A ditadura militar, iniciada com o 28 de Maio de 1926, fez de Portugal um país sob ocupação militar e policial e instalou em Portugal o regime que iria configurar-se como fascista.
A situação criada com a supressão das liberdades cívicas impunha aos partidos políticos opções fundamentais.
Os partidos existentes (como o Partido Republicano e o Partido Democrático) não resistiram a esse condicionamento e desapareceram praticamente como organizações políticas. O Partido Socialista auto-dissolveu-se em 1934, declarando não haver possibilidade de actividade política, só se reconstituindo em 1973.

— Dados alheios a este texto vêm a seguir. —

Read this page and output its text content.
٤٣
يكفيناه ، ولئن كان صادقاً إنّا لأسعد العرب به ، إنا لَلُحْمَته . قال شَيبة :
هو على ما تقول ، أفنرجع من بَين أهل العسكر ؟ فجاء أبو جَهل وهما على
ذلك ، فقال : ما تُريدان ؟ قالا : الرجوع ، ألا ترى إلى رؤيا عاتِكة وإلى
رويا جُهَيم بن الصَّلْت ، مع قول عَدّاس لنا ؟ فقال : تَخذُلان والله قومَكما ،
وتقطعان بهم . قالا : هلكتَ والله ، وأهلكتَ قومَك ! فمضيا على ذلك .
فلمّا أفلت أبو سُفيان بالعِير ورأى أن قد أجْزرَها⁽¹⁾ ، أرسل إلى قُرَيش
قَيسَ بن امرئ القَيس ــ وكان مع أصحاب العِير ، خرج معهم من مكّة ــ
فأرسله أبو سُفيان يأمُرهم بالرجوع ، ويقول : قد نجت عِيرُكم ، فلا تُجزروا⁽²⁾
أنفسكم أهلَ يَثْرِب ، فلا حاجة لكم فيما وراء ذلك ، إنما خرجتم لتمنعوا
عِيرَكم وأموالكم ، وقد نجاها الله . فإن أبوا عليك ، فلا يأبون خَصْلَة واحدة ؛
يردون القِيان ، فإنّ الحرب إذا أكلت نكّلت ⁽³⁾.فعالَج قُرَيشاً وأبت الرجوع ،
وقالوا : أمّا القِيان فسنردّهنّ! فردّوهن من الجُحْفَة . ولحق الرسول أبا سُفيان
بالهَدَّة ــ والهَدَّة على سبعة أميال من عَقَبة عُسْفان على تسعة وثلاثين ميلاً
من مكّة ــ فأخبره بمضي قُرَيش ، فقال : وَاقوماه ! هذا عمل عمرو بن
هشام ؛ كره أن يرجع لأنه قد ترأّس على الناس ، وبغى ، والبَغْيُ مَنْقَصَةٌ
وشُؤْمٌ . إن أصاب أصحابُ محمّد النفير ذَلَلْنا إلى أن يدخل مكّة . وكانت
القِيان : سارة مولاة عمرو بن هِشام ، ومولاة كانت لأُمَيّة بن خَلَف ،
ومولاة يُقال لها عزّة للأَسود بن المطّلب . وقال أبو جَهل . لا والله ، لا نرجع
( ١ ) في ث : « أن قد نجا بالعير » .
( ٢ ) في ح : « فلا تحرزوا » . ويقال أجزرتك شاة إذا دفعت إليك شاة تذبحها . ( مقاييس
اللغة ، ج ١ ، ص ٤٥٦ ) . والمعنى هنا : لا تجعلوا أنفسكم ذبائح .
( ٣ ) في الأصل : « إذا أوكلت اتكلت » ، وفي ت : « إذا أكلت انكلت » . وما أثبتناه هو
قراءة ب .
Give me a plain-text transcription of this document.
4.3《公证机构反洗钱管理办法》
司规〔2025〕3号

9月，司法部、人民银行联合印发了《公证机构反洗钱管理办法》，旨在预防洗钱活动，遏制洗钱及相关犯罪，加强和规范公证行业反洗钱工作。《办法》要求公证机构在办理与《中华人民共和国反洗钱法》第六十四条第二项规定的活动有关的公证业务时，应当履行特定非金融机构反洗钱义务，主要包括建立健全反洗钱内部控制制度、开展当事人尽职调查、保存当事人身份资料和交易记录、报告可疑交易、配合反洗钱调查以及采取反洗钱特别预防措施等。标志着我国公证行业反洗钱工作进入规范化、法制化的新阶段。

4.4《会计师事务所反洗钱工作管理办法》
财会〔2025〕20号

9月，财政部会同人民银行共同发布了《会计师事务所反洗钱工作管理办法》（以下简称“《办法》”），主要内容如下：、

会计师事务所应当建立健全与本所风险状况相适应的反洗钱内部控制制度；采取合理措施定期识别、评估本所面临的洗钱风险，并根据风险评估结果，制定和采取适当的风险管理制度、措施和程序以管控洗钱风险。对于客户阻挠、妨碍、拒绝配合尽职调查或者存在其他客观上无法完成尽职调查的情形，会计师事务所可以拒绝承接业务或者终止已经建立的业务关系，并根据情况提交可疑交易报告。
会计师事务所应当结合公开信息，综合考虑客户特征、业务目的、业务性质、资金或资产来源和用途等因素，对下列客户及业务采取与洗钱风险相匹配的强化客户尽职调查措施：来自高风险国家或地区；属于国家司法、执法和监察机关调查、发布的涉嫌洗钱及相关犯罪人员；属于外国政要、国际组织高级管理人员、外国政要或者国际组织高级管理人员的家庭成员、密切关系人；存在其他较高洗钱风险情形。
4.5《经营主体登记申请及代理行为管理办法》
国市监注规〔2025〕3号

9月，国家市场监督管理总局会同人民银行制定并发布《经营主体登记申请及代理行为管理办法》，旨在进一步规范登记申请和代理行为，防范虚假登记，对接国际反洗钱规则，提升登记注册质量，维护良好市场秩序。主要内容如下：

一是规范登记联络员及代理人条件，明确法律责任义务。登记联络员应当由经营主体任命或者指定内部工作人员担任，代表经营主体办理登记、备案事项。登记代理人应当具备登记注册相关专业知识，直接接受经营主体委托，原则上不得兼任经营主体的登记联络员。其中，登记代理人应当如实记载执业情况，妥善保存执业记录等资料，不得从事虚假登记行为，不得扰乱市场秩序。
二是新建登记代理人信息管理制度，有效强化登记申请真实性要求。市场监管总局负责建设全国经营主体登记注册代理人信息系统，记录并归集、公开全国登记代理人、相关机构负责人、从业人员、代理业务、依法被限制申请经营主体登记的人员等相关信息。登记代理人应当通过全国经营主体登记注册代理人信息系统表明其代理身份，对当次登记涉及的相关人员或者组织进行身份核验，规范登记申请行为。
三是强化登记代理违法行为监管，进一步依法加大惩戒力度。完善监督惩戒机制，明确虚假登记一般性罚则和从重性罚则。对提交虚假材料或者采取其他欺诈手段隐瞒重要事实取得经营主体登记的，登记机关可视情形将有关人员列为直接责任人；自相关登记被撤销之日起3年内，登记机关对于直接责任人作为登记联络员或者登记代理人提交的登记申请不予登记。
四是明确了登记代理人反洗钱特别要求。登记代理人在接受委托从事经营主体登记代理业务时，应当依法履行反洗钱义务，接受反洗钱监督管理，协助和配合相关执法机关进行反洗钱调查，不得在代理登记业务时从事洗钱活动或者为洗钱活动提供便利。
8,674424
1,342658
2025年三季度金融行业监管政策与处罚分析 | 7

A organização e a continuidade da luta política ou reivindicativa exigiam que ela se baseasse em estruturas capazes de não serem imediatamente destruídas e os seus participantes presos pela acção da polícia do regime e seus informadores, a que o povo chamava "bufos". O PCP criou isso a que se chamou «normas conspirativas», cumpridas com uma rigorosa disciplina. Com essas medidas pôde manter uma acção política estável, uma estruturação que abrangia sectores fundamentais do país, estruturas organizativas defendidas, com unidade de orientação e direcção, apoiadas em suportes logísticos clandestinos essenciais: instalações, tipografias, imprensa clandestina, sistemas de ligação e transportes.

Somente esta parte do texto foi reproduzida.